Ha avuto una brutta sensazione prima dell’incidente
Al centro del film c’è l’incidente del 2008 che ha cambiato la vita di Barker. A quel punto i Blink erano in pausa e lui suonava con rapper come Eminem, Lil Wayne e Jay-Z, oltre a portare avanti con Adam Goldstein, meglio noto come DJ Am, il progetto TRV$DJAM. I due viaggiavano con Chris Baker (Lil Chris), che era stato per anni assistente e migliore amico di Barker, e Charles “Ché” Monroe, guardia del corpo e grande amico di Barker. Stavano tornando a casa da Columbia, South Carolina dopo un concerto privato. Nel film Barker racconta che non voleva partire, era stufo degli aerei e non voleva lasciare ancora una volta a casa i figli piccoli. «Prima di partire, mia figlia Alabama piangeva a dirotto. Continuava a dire: “Il tetto è in fiamme e verrà giù”.… Ha pianto per un paio d’ore dopo che me ne sono andato».
Il concerto era andato bene ed era finito presto, verso le 21 o le 22. Goldstein ha proposto quindi di partire quella stessa notte invece di aspettare il mattino. Barker era disposto a fermarsi per la notte, ma gli altri volevano andarsene. «Abbiamo deciso a maggioranza: chi voleva tornare a casa e chi no, e io ho perso». Era circa mezzanotte quando si sono preparati al decollo nella nebbia. In pista il loro era l’aereo più piccolo. «Usciamo, Chris si fa una foto davanti all’aereo e dice: “Cazzo, questo aereo fa paura”», racconta Barker. Poi ha chiamato il padre. «Mi ha mandato una foto dell’aereo», ricorda Randy nel film. «Mi ha detto: “È questo quello su cui saliamo. Non ne ho molta voglia”».

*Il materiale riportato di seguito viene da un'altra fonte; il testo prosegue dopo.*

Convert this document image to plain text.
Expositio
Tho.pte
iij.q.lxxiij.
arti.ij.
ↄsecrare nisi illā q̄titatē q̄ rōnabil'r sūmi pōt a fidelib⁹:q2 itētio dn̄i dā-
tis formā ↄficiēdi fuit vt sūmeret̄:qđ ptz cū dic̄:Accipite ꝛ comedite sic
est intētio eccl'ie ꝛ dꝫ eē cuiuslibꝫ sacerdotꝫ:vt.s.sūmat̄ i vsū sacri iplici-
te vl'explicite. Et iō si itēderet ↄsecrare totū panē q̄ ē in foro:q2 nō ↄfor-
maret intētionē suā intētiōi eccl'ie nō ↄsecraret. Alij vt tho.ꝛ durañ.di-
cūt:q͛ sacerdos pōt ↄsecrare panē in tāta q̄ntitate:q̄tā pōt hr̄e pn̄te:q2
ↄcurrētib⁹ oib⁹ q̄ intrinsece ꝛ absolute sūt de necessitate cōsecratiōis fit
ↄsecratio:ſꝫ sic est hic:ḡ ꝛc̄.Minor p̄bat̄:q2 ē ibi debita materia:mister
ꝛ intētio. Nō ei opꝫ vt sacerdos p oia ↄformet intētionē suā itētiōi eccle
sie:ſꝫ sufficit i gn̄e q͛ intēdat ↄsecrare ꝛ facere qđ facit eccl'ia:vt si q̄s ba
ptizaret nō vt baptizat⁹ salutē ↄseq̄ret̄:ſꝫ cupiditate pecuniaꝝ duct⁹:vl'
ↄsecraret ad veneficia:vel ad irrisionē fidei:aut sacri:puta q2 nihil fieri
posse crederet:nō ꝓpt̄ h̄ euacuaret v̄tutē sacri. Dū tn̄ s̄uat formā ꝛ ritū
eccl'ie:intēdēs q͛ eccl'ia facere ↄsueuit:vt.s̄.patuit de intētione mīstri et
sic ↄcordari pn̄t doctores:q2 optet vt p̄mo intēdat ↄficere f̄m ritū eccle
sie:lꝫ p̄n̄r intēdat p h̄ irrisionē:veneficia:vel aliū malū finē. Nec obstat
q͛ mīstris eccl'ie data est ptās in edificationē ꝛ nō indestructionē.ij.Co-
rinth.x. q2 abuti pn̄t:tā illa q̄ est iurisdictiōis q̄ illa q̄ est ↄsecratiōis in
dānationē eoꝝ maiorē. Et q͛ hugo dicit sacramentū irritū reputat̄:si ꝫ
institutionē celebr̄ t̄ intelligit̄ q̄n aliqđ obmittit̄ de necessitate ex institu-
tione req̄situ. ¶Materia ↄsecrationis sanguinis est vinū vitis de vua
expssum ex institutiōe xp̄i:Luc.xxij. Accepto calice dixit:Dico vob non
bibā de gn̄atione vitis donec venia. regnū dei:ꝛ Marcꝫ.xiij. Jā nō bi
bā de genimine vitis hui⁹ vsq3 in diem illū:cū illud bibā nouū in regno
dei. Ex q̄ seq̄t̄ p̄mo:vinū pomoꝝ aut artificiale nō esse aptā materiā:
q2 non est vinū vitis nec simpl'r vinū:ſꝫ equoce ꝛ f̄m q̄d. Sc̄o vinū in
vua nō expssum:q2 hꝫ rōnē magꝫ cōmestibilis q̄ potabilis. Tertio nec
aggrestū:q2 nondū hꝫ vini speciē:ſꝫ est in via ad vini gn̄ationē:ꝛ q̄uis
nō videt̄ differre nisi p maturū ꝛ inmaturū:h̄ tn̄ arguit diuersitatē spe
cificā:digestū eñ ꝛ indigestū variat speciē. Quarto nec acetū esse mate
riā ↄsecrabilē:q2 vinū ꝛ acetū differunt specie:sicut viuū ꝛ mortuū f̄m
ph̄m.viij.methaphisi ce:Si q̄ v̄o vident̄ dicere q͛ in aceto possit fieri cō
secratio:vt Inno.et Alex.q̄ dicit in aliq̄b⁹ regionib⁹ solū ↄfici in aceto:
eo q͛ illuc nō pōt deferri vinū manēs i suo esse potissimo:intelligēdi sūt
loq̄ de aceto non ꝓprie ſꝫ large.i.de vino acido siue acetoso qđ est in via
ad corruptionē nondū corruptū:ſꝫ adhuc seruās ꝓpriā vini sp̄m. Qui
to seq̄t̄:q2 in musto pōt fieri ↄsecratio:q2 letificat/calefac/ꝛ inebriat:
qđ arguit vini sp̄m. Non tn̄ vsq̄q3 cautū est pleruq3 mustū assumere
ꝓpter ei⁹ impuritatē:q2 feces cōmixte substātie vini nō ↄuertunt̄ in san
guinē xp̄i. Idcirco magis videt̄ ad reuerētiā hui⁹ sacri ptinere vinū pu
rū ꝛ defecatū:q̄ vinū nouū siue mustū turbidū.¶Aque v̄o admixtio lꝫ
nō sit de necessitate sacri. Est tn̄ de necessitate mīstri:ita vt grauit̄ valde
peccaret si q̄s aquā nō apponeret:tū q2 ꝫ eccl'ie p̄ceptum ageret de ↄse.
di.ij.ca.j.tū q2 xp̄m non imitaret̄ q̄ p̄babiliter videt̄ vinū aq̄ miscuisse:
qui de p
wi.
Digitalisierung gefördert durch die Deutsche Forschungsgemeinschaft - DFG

L’aereo è riuscito a malapena a staccarsi da terra. Lil Chris e Ché sono morti sul colpo; Goldstein, che allora era sobrio da dieci anni, è sopravvissuto, ma è morto l’anno successivo per un’overdose. Il 65% del corpo di Barker era coperto da ustioni. Il batterista ha passato settimane in un centro di riabilitazione, lontano dalla famiglia. Nel documentario ricorda gli eventi di quella notte con agghiacciante precisione. Il suo racconto è accompagnato da un assolo di batteria emozionante, che ha composto ispirandosi ai ricordi dell’incidente. È una scena potente, che mostra non solo quanto è stata dolorosa l’esperienza, ma anche quanto la batteria lo abbia aiutato ad andare avanti.
Kardashian ha avuto un aborto spontaneo
I tabloid non si sono certo risparmiati nel raccontare i problemi che Barker e la terza moglie Kourtney Kardashian hanno avuto con la fecondazione assistita. Entrambi hanno parlato apertamente delle difficoltà incontrate nel cercare di concepire un figlio. Nel documentario rivelano cosa è successo prima. Appena sei mesi dopo l’inizio della loro relazione, Kardashian era rimasta incinta. Erano felicissimi, Barker non aveva mai pensato che avrebbe avuto un altro figlio, ma eccolo impaziente di vivere di nuovo quell’esperienza dopo aver trovato l’amore della sua vita. Tre mesi dopo hanno perso il bambino, Barker rivela per la prima volta nel documentario. «Andiamo dal medico e il medico ci dice che non si sente il battito», racconta. Kardashian descrive i giorni trascorsi insieme a letto, a piangere.
Qualche anno dopo dopo l’aborto spontaneo e il fallimento della fecondazione assistita, i due hanno finalmente esaudito il loro desiderio: Rocky Barker è nato nel novembre del 2023. Le scene che mostrano la loro famiglia allargata, ovvero Barker e i suoi tre figli, Kardashian e i suoi tre figli, insieme al piccolo Rocky, sono una sorta di catarsi dopo un percorso tanto doloroso. «Siamo praticamente la famiglia Brady», dice Barker. «Anche se sembriamo gli Addams», aggiunge Kardashian.
Oggi la famiglia viaggia spesso, a volte persino in aereo.